Forse non c’è alcuna vera consapevolezza e
sarà solo un altro modo per farsi
male o, peggio ancora, fare male a qualcun altro che non se lo merita.
Ma dopo
anni di solitudine, dopo anni in cui non ho mai chiesto nulla, adesso
voglio.
In
altri tempi mi avrebbe frenato la paura di commettere un errore, di
sbattere
contro una parete, contro un rifiuto o contro
un’indifferenza. Ma adesso non
voglio più avere paura.
Voglio
tornare a provare quella felicità sperimentata in passato.
Sei
forse tu, che voglio imparare a conoscere?
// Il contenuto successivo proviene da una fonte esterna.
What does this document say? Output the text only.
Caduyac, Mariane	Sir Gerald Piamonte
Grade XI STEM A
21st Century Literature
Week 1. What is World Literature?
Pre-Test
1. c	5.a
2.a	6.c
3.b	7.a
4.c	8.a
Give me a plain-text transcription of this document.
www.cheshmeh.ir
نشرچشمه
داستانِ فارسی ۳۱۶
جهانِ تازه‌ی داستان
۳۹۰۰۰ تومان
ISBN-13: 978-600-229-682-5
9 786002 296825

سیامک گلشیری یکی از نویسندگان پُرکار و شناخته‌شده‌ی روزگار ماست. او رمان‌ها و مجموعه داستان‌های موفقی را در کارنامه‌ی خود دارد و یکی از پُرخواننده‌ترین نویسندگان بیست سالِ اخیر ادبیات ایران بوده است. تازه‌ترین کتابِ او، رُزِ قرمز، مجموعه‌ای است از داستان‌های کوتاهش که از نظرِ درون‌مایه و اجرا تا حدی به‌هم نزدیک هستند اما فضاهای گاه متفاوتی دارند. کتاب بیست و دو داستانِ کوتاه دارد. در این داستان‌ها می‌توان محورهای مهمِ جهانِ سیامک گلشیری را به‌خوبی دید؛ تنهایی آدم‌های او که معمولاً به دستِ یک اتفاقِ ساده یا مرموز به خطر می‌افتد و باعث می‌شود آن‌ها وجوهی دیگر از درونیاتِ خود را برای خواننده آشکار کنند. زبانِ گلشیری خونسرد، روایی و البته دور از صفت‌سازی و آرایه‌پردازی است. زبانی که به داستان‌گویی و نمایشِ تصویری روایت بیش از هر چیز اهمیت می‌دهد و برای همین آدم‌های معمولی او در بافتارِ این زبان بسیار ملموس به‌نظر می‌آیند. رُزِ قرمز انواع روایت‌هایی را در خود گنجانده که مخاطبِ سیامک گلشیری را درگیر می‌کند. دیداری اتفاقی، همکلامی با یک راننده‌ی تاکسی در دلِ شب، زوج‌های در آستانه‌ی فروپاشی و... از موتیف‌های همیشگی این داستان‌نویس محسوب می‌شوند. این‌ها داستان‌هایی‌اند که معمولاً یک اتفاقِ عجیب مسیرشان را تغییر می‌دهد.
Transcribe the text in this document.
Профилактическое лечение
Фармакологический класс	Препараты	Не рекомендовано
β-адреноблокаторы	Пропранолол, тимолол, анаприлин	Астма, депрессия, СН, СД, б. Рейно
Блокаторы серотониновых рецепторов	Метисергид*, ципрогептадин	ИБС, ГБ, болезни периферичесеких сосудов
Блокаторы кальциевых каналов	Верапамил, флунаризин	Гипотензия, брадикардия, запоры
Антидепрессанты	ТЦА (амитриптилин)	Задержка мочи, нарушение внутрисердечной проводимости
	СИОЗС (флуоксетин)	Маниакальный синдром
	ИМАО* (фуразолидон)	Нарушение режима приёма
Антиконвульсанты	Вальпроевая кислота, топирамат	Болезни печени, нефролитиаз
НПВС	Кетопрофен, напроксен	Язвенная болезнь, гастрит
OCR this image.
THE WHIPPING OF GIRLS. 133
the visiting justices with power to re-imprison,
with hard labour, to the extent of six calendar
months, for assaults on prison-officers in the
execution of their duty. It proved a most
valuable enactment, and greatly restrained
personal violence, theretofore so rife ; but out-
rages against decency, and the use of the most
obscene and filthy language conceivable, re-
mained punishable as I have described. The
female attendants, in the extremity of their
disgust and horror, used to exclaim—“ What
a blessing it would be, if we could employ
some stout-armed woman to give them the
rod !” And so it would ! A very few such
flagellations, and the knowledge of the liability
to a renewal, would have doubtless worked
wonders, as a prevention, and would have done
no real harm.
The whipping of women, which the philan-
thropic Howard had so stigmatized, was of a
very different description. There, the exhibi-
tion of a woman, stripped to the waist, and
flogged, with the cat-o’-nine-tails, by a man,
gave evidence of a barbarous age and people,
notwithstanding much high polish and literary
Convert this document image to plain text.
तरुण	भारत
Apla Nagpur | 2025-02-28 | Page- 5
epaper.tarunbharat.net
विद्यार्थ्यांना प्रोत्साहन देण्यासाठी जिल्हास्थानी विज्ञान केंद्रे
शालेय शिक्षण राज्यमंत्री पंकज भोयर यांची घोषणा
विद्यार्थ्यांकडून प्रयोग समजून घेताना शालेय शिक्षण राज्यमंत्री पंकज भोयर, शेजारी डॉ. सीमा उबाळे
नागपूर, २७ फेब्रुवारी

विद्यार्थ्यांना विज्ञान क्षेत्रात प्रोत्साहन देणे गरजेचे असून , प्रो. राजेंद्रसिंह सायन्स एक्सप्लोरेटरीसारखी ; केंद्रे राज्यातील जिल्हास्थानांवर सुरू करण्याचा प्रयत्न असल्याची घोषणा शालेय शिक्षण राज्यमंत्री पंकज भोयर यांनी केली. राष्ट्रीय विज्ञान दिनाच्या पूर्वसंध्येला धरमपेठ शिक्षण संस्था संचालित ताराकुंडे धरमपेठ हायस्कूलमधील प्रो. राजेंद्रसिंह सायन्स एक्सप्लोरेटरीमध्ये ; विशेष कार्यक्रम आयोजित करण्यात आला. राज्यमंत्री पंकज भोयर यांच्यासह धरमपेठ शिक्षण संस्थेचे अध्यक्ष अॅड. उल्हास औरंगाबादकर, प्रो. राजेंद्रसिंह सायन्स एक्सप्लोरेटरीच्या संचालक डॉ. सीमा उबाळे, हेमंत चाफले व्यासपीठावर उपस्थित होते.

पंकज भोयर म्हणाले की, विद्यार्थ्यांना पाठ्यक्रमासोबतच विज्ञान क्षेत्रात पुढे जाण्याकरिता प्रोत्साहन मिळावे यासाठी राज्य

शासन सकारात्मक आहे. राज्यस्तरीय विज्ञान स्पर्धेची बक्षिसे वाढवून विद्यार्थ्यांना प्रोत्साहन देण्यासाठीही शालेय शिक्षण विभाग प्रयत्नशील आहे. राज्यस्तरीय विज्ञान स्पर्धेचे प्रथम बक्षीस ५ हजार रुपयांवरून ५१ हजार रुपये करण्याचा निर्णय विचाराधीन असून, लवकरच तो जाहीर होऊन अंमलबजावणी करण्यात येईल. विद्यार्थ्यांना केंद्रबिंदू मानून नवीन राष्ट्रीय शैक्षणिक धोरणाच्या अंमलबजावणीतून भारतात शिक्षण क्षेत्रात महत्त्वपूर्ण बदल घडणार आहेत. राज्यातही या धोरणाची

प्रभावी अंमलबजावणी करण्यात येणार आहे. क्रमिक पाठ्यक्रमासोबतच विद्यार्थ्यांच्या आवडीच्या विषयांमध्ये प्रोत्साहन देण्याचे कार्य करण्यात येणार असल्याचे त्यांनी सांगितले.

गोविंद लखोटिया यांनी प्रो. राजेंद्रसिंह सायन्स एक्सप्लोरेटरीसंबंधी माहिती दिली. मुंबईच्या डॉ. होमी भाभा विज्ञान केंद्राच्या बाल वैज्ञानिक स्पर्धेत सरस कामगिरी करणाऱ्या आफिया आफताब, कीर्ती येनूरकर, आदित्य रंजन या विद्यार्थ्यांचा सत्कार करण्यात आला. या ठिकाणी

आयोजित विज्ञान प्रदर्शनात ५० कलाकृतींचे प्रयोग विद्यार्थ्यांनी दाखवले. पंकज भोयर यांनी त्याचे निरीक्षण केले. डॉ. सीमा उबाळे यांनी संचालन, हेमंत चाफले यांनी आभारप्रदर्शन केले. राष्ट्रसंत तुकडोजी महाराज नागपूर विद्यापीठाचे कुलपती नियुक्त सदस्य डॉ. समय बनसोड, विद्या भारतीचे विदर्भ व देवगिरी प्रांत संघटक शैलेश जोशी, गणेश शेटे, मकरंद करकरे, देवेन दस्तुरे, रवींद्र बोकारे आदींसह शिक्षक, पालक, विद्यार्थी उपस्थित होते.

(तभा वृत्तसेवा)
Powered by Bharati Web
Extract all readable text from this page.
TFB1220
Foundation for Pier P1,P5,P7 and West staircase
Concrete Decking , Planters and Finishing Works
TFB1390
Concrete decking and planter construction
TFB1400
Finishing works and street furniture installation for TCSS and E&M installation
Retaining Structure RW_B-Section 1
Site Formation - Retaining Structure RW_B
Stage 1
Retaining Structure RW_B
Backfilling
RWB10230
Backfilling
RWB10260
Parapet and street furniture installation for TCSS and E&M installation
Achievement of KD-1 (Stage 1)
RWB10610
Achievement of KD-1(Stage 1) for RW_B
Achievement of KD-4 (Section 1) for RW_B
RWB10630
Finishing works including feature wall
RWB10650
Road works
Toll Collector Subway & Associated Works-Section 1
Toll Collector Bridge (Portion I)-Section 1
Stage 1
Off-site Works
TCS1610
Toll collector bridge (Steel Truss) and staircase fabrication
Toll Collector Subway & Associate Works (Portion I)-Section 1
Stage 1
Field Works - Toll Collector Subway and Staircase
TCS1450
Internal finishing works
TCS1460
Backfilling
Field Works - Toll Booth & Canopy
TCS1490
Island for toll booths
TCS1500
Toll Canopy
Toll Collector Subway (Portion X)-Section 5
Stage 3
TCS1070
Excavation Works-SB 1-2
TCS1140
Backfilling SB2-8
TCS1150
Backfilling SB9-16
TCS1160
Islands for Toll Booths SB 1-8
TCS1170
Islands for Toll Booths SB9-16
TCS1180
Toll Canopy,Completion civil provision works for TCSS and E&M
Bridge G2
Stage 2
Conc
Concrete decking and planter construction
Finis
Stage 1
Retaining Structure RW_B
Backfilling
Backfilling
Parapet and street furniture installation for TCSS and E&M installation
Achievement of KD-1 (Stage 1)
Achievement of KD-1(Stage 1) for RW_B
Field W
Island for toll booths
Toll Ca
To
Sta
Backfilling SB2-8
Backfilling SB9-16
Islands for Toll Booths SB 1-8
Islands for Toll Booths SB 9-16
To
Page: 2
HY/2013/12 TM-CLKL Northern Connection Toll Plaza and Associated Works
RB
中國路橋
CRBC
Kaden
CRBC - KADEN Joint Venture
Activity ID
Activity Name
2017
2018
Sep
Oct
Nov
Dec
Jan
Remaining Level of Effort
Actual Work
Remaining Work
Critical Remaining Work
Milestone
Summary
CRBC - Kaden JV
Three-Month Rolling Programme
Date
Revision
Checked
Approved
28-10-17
Mi sento come se fossimo
sulla
stessa lunghezza d’animo, come se non facesse differenza se
parlassimo per ore
o se rimanessimo semplicemente in silenzio.
Tu
sai più cose di me ed io vorrei conoscere tanti altri
aspetti di te che ancora
mi sfuggono. Da quelli più semplici (Qual è il
tuo piatto preferito? Quale
colore preferisci? Cosa ti piace canticchiare quando cammini per
strada?) a
quelli più complessi (Cosa vorresti ricevere in regalo per
il tuo compleanno? Se
sei rimasto ferito, sei riuscito a guarire?). Voglio conoscerti in
maniera
talmente completa, così quando ti vedrò
potrò baciarti come saluto, potrei portarti
subito a cena; e la notte ti accompagnerei fin sotto la porta di casa
tua,
appoggiando la mano sulla porta che hai appena varcato. Inizierei
già tutto, al
primo sguardo.
Forse
scapperesti se ti venissi incontro con questa violenza,
perché forse il mio è
solo un travisamento, e allora mi taglieresti fuori… e non
avresti colpe,
perché l’iniziativa sarebbe stata solo mia. Io da
solo dovrei piangermela.
Rimpiangerei
di aver perso un confidente, una persona che sto scoprendo importante
per me.
Ma
se ho osato tanto fino ad ora, perché non dovrei osare
ancora?
Jim
Morrison disse “Rifiutarsi di amare per paura di soffrire
è come rifiutarsi di
vivere per paura di morire”.
Anche
a costo di soffrire, voglio. Voglio provare ad essere di nuovo felice.
Ho
perso delle parole lungo la strada. Devo ritrovarle.
Eccole.
Sto
confondendo tutto con la paura della solitudine? Forse, ma come si
può aver
paura della solitudine quando con essa ci ho vissuto tanto a lungo,
l’ho a
lungo cercata e desiderata fino a che essa non è diventata
parte di me, e
ancora mi accompagna nelle mie passeggiate kantiane che durano quattro,
cinque,
sei ore, senza fermarmi.
Adesso
è partita “The Call” di Regina Spektor.
Amo questa canzone. Mi ha salvato la
prima volta.
Magari
è paura. Ma se è così, avrei potuto
concentrarmi su rimedi più semplici, più a
portata di mano, per combattere la solitudine. E invece mi sento spinto
verso
una sola direzione, perché sento che potrebbe essere quella
giusta e voglio che
sia quella giusta.
Là
di fronte a me, come una porta semi aperta, si erge in lontananza.
“Coltivalo
questo sentimento, se ci tieni davvero. Sta a te fare in modo che
fiorisca e
che duri”.
Sono
partito con tante parole per “l’amato me
stesso” e concludo con una valanga di
parole per una seconda persona e forse questa è fuggita via.
Ma
non sono mai stato bravo con i finali. Mi riesce bene solo quello che
sta tra
la parola inizio e la parola fine.
Non
torno più ad immergermi in acqua. Non ne sento il bisogno
Dal
balcone aperto spira una brezza leggera, calda e piacevole.
Dovunque
tu sia “Voglio amarti”.
Nota
Questa
la dedico all’ “essere speciale” cantato
da Battiato. Tutti mi hanno detto di
provare ad essere felice. Adesso sono io che lo chiedo a me stesso.